REPORTAGE. L'agriculture girondine a bloqué la rocade bordelaise ce 24 janvier dans le cadre de la mobilisation nationale contre la hausse des taxes. Si le soulèvement est moins important qu'en Occitanie, épicentre de la colère, beaucoup d'agriculteurs se mobilisent pour la première fois et en-dehors des organisations traditionnelles. Signe d'une situation intenable.
Maxime Giraudeau
La mobilisation nationale des agriculteurs s'est faite entendre en Gironde ce mercredi 24 janvier.
La mobilisation nationale des agriculteurs s'est faite entendre en Gironde ce mercredi 24 janvier. (Crédits : Agence APPA)

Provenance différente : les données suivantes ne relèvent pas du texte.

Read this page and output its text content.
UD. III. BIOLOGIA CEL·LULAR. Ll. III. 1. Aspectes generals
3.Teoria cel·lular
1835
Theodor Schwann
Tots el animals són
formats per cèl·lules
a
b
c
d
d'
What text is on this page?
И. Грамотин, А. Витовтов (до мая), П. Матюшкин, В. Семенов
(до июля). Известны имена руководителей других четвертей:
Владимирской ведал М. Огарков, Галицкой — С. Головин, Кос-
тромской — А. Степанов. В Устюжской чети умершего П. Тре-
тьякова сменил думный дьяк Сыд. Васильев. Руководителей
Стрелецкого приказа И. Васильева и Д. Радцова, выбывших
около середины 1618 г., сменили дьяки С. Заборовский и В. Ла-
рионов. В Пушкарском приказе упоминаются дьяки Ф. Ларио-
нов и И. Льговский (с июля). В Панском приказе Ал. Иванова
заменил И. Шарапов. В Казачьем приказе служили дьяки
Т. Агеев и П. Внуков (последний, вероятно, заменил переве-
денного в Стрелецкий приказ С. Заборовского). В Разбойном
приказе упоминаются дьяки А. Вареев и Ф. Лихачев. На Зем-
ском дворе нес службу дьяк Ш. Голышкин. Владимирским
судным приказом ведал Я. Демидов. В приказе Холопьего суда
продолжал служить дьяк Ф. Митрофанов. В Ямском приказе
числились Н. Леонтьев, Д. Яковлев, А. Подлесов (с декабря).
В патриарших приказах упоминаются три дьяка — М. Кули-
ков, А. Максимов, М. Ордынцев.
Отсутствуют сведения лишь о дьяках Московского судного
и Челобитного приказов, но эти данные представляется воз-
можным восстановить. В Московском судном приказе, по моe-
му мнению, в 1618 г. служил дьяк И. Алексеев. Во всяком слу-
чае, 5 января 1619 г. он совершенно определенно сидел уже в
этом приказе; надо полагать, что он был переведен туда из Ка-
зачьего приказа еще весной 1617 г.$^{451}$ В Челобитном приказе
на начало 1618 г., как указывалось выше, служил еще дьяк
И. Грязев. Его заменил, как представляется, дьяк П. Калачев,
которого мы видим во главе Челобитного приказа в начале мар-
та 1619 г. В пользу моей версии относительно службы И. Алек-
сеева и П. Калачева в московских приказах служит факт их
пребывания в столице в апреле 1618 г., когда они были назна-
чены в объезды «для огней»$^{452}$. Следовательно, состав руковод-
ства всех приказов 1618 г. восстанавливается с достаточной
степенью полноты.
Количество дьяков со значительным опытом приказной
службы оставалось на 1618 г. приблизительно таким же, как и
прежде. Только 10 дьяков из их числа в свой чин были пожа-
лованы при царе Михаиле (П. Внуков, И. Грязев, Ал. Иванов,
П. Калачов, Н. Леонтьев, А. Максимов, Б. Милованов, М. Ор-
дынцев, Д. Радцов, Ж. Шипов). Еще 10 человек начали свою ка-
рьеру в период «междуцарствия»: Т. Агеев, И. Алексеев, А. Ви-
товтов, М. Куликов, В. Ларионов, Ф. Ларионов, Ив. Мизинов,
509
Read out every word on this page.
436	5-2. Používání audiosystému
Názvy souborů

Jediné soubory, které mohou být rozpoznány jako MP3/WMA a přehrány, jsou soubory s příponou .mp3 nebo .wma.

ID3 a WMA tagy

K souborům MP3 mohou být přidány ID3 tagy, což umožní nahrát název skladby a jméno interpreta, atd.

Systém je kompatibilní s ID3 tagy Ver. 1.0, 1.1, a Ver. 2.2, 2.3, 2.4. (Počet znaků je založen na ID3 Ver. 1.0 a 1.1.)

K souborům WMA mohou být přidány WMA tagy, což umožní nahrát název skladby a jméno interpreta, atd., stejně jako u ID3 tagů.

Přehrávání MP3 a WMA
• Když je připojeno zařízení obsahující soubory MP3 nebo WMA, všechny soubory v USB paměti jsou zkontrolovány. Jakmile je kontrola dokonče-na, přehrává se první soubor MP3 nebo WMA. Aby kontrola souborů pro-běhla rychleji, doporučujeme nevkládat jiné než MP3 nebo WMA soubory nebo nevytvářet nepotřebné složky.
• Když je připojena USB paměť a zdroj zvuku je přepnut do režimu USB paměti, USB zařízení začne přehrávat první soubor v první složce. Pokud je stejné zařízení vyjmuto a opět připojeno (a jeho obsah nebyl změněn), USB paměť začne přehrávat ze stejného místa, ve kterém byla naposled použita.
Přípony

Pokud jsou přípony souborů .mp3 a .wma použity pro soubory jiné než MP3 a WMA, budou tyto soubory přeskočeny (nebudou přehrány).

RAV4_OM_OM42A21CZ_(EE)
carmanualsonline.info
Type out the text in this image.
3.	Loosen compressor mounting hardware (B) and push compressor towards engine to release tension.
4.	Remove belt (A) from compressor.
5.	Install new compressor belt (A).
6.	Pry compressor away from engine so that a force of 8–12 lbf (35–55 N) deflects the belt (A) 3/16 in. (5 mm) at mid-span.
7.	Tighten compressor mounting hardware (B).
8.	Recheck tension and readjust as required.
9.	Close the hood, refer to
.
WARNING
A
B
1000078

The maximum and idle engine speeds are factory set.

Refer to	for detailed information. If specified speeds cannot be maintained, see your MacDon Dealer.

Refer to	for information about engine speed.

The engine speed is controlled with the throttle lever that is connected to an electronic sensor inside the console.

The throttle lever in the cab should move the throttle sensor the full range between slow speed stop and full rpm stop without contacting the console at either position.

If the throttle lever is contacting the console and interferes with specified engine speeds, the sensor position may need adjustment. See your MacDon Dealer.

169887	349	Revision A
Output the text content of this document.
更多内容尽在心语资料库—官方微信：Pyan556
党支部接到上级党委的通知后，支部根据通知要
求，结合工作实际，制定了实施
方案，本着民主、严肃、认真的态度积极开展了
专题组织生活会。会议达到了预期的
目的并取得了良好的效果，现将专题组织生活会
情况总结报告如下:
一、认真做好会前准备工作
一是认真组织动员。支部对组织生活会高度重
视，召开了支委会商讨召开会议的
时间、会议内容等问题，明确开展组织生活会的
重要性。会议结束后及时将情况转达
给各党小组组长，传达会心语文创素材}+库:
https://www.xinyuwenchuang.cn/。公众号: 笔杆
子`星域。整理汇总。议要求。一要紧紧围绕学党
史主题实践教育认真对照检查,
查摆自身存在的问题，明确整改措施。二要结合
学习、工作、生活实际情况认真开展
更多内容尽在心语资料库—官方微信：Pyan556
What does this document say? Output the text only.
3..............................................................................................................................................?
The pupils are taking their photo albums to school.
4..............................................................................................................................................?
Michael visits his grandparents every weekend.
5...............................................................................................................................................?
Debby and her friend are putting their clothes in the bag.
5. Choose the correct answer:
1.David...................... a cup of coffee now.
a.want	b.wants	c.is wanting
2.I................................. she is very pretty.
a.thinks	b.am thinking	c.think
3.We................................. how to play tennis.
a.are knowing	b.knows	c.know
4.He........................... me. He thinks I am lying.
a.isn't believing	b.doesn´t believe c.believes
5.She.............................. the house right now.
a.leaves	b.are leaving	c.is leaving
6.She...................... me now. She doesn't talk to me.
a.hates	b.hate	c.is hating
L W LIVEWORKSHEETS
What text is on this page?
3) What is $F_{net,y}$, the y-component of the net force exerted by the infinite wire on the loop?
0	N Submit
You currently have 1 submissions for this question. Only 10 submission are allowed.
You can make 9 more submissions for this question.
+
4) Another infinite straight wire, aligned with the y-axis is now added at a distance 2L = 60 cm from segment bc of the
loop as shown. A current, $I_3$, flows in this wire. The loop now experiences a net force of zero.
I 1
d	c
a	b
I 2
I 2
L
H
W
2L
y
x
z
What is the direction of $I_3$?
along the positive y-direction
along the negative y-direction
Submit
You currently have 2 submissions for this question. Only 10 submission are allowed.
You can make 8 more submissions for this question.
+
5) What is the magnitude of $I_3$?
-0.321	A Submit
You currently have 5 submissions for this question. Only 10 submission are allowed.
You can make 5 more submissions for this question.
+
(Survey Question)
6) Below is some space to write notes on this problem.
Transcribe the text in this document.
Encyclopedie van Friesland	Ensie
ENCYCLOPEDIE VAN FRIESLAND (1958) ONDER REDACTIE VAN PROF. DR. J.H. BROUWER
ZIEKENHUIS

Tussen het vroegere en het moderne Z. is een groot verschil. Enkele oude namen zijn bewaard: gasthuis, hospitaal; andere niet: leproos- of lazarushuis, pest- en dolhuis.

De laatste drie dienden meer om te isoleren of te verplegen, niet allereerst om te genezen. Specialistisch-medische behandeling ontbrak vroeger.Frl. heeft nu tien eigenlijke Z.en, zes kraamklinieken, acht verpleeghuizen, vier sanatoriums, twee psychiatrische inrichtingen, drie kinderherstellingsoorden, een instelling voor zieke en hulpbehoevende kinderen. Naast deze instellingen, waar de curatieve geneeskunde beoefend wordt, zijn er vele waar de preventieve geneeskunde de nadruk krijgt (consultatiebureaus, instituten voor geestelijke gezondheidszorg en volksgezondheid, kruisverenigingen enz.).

Des champs au bitume. « Il faut que ça bouge, il faut qu'on soit entendus. Et pour ça il faut tout bloquer ! » Il est un peu plus de 7 heures du matin sur l'entrée nord de la rocade bordelaise et Hervé, viticulteur en bio, se montre excédé par le manque de visibilité. Ses collègues ont stationné leurs tracteurs entre deux sorties de l'axe routier habituellement saturé à cette heure-ci. Mais là, pas une voiture ne passe, la préfecture a déployé les forces de l'ordre pour détourner le trafic. La circulation n'est pas si perturbée.

A l'appel de la FNSEA et des Jeunes Agriculteurs de Gironde, plusieurs centaines d'agriculteurs ont manifesté ce matin sur le périphérique bordelais pour protester contre une hausse des charges et l'importation de denrées soumises à des normes moins strictes qu'en France. La rocade est ainsi bloquée depuis 4 heures du matin quand, plus au sud, des perturbations ont lieu sur les autoroutes au niveau de Bayonne, Agen et Mont-de-Marsan.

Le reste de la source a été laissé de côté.